Ab dem 1. Februar 2021 ist die neue Verordnung der Europäischen Union über die Vermarktung und Verwendung von Ausgangsstoffen für Explosivstoffe in Kraft (2019/1148/ EU) getreten. Mit dieser und der Vorgängerverordnung (EG) Nr. 98/2013 sollen seit September 2014 Maßnahmen etabliert werden, die den Missbrauch von Explosivstoffen für kriminelle und terroristische Taten verhindern sollen.

Eine Übersicht zu der neuen Verordnung 2019/1148  Vermarktung und Verwendung von Ausgangsstoffen für Explosivstoffen kann hier als PFD-File kostenlos geladen werden.

Eckpunkte
Bestimmte Chemikalien, die früher problemlos in Drogerien, Apotheken und Baumärkten erhältlich waren, eignen sich zur Herstellung brisanter Explosivstoffe mit relativ einfachen Methoden. Während diese Chemikalien für Gewerbe und Industrie weiterhin zugänglich bleiben, wurde der Verkauf an Privatkunden eingeschränkt.
Die Abgabe der in Anhang I der Verordnung (EU) 2019/1148 angeführten Stoffe sowie der Gemische oder Stoffe, die diese Stoffe enthalten („beschränkte Ausgangsstoffe für Explosivstoffe“) an Privatpersonen ist über den dort festgelegten Konzentrationen verboten. Stoffe mit geringeren Konzentrationen als in Anhang I (Spalte 2 Grenzwert) der Verordnung festgelegt, sind weiterhin ohne Vermarktungsbeschränkungen für Privatpersonen erhältlich.

Wesentliche Änderung für Unternehmen und Gewerbe
Der Bezug ist weiterhin ungehindert möglich.

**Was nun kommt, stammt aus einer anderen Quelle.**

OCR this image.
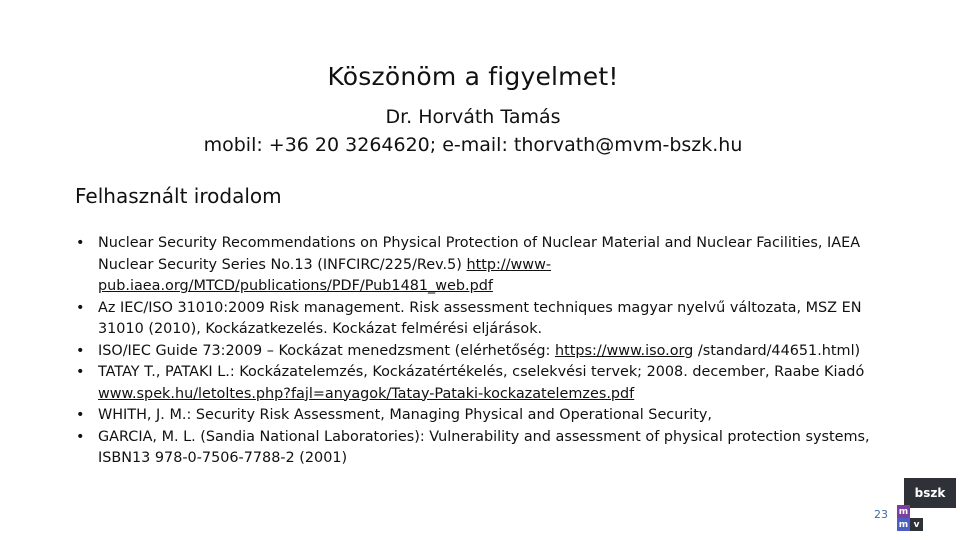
Köszönöm a figyelmet!
Dr. Horváth Tamás
mobil: +36 20 3264620; e-mail: thorvath@mvm-bszk.hu
Felhasznált irodalom
• Nuclear Security Recommendations on Physical Protection of Nuclear Material and Nuclear Facilities, IAEA Nuclear Security Series No.13 (INFCIRC/225/Rev.5) http://www-pub.iaea.org/MTCD/publications/PDF/Pub1481_web.pdf
• Az IEC/ISO 31010:2009 Risk management. Risk assessment techniques magyar nyelvű változata, MSZ EN 31010 (2010), Kockázatkezelés. Kockázat felmérési eljárások.
• ISO/IEC Guide 73:2009 – Kockázat menedzsment (elérhetőség: https://www.iso.org /standard/44651.html)
• TATAY T., PATAKI L.: Kockázatelemzés, Kockázatértékelés, cselekvési tervek; 2008. december, Raabe Kiadó www.spek.hu/letoltes.php?fajl=anyagok/Tatay-Pataki-kockazatelemzes.pdf
• WHITH, J. M.: Security Risk Assessment, Managing Physical and Operational Security,
• GARCIA, M. L. (Sandia National Laboratories): Vulnerability and assessment of physical protection systems, ISBN13 978-0-7506-7788-2 (2001)
23
bszk
m
v
m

Es wurde dafür erhöhte Dokumentationsverpflichtungen für Wirtschaftsteilnehmer, die Ausgangsstoffe an gewerbliche Verwender oder andere Wirtschaftsteilnehmer abgeben sowie spezielle Meldeverpflichtungen, auferlegt.

Wesentliche Änderung für Privatpersonen
Ab dem 1. Februar 2021 ist eine Abgabe von Produkten mit einer höheren an Privatpersonen nur mehr zulässig, wenn die Stoffe mit einer höheren Konzentration als in Anhang I, Spalte 2 bis einschließlich des Konzentrationsgrenzwerts in Spalte 3, nur dann möglich, wenn diese eine von der örtlich zuständigen Bezirksverwaltungsbehörde ausgestellte Genehmigung vorweisen können.

Ausnahmegenehmigungen für Privatpersonen
Wie eine solche Genehmigung ist im Chemikaliengesetz 1996 §10 Abs. 3 und 4 geregelt. Ein Muster für das Antragsformular ist auf der Bundesministeriumshomepage veröffentlich.
Zusätzlich ist dem Antrag ein schlüssiges Gutachten eines allgemein beeideten und gerichtlich zertifizierten Sachverständigen für Chemie, eines staatlich befugten und beeideten Ingenieurkonsulenten oder eines Zivilingenieurs für Chemie oder technische Chemie anzuschließen. Dieses Gutachten hat folgende Punkte nachzuweisen:

• Der Bedarf muss nachweislich gegeben sein
• Die beantragte Menge im realistischen Verhältnis zur Verwendung
•  Eine geringeren Konzentrationen ist nicht geeignet
• Kann nicht durch andere Chemikalien ersetzt werden kann

Die Bezirksverwaltungsbehörde hat zu prüfen, ob der Antragsteller das 18. Lebensjahr vollendet hat, der Antragsteller verlässlich ist, die beantragte Verwendung rechtmäßig ist und ein Gutachten vorliegt sowie die vorgeschlagenen Aufbewahrungsvorkehrungen die sichere Aufbewahrung (insbesondere verstellbar und für Dritte unzugänglich) des beschränkten Ausgangsstoffes für Explosivstoffe gewährleisten.
Die Bezirksverwaltungsbehörde kann eine Genehmigung nur dann abweisen, wenn die Vorraussetzungen nicht oder nicht vollständig erfüllt sind. Die per Bescheid erteilte Genehmigung hat unverzüglich durch die Behörde an den Landeshauptmann und an die Nationale Kontaktstelle zu ergehen und kann für maximal 3 Jahre Gültigkeit ausgesprochen werden.
Die erhobenen Daten im Genehmigungsverfahren sind nach spätesten 5 Jahre nach Erlöschen der Genehmigung von der Behörde zu löschen.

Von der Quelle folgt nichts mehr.